Every night, before we would go to sleep, MIchele and I said good night to each other. Over the course of our marriage this ritual became a bookend on the day. Even on those rare occasions when we didn’t go to bed at the same time we shared our good nights with each other. In the months since her death I have continued to say out loud, in the dark, my portion of the good nights. In my mind and sometimes in my heart I can hear her good nights to me. I have found comfort in this simple ritual, the context is from a time when I wasn’t grieving and filled with sorrow. For a few seconds I can escape the pain and torment that follows me around like a my shadow.
Some nights I don’t hear her response, something about the context I’m trying to recreate isn’t right and so the memory trick doesn’t work. It is always depressing when this happens as I feel farther away than ever from her. I know that over time, no matter how hard I try to keep the context fresh in my mind, that the sound of her voice will fade and I will lose another part of her.
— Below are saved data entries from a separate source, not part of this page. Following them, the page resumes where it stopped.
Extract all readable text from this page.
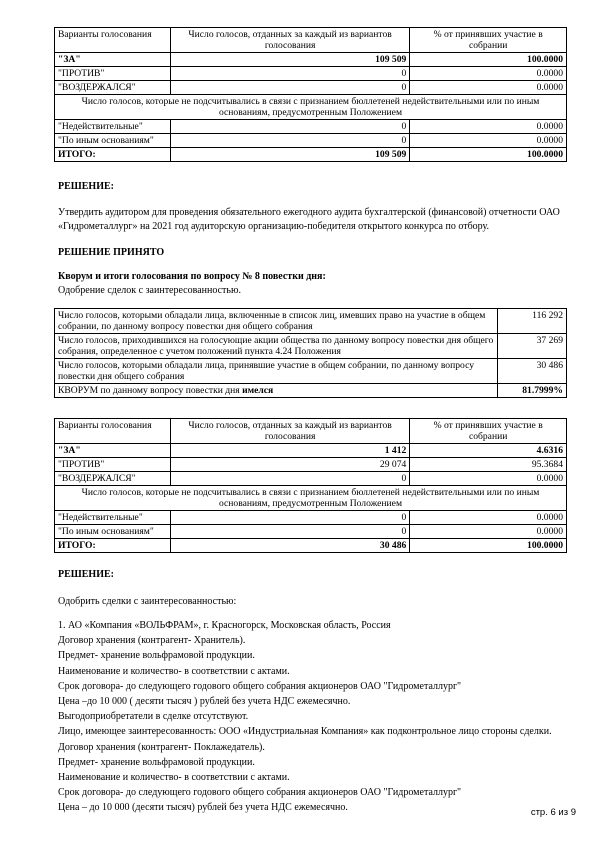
Варианты голосования	Число голосов, отданных за каждый из вариантов голосования	% от принявших участие в собрании
"ЗА"	109 509	100.0000
"ПРОТИВ"	0	0.0000
"ВОЗДЕРЖАЛСЯ"	0	0.0000
Число голосов, которые не подсчитывались в связи с признанием бюллетеней недействительными или по иным основаниям, предусмотренным Положением		
"Недействительные"	0	0.0000
"По иным основаниям"	0	0.0000
ИТОГО:	109 509	100.0000
РЕШЕНИЕ:
Утвердить аудитором для проведения обязательного ежегодного аудита бухгалтерской (финансовой) отчетности ОАО «Гидрометаллург» на 2021 год аудиторскую организацию-победителя открытого конкурса по отбору.
РЕШЕНИЕ ПРИНЯТО
Кворум и итоги голосования по вопросу № 8 повестки дня:
Одобрение сделок с заинтересованностью.
Число голосов, которыми обладали лица, включенные в список лиц, имевших право на участие в общем собрании, по данному вопросу повестки дня общего собрания	116 292
Число голосов, приходившихся на голосующие акции общества по данному вопросу повестки дня общего собрания, определенное с учетом положений пункта 4.24 Положения	37 269
Число голосов, которыми обладали лица, принявшие участие в общем собрании, по данному вопросу повестки дня общего собрания	30 486
КВОРУМ по данному вопросу повестки дня имелся	81.7999%
Варианты голосования	Число голосов, отданных за каждый из вариантов голосования	% от принявших участие в собрании
"ЗА"	1 412	4.6316
"ПРОТИВ"	29 074	95.3684
"ВОЗДЕРЖАЛСЯ"	0	0.0000
Число голосов, которые не подсчитывались в связи с признанием бюллетеней недействительными или по иным основаниям, предусмотренным Положением		
"Недействительные"	0	0.0000
"По иным основаниям"	0	0.0000
ИТОГО:	30 486	100.0000
РЕШЕНИЕ:
Одобрить сделки с заинтересованностью:
1. АО «Компания «ВОЛЬФРАМ», г. Красногорск, Московская область, Россия
Договор хранения (контрагент- Хранитель).
Предмет- хранение вольфрамовой продукции.
Наименование и количество- в соответствии с актами.
Срок договора- до следующего годового общего собрания акционеров ОАО "Гидрометаллург"
Цена –до 10 000 ( десяти тысяч ) рублей без учета НДС ежемесячно.
Выгодоприобретатели в сделке отсутствуют.
Лицо, имеющее заинтересованность: ООО «Индустриальная Компания» как подконтрольное лицо стороны сделки.
Договор хранения (контрагент- Поклажедатель).
Предмет- хранение вольфрамовой продукции.
Наименование и количество- в соответствии с актами.
Срок договора- до следующего годового общего собрания акционеров ОАО "Гидрометаллург"
Цена – до 10 000 (десяти тысяч) рублей без учета НДС ежемесячно.	стр. 6 из 9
The death of a loved one is merely the first step on a lifetime path of little deaths. Everyday you remember something that brings the loss back into sharp focus. Everyday you forget something, or lose touch with a piece of your missing loved one. Each of these events is another death. Another instance where your loved one dies for you. Your memories of them die, your connection to that part of you that was alive around them dies. A friend of mine who quit smoking once said that every so often a situation would arise that brought back the urge to smoke. She would stumble across a context where that habit had played a part. She went on to say that after popping the bubble of that context by not indulging the habit, that it would go away and not return when the context did.
My fear is that my memories of Michele, the contexts where I still hear her voice, or see her beautiful smile are going to go away too. It has been thirty-three years since my sister died and I have almost no recollection of her. Not of her alive, just pictures, and memories of memories. Knowing that eventually my memories of Michele will fade and disappear too, is awful to realize.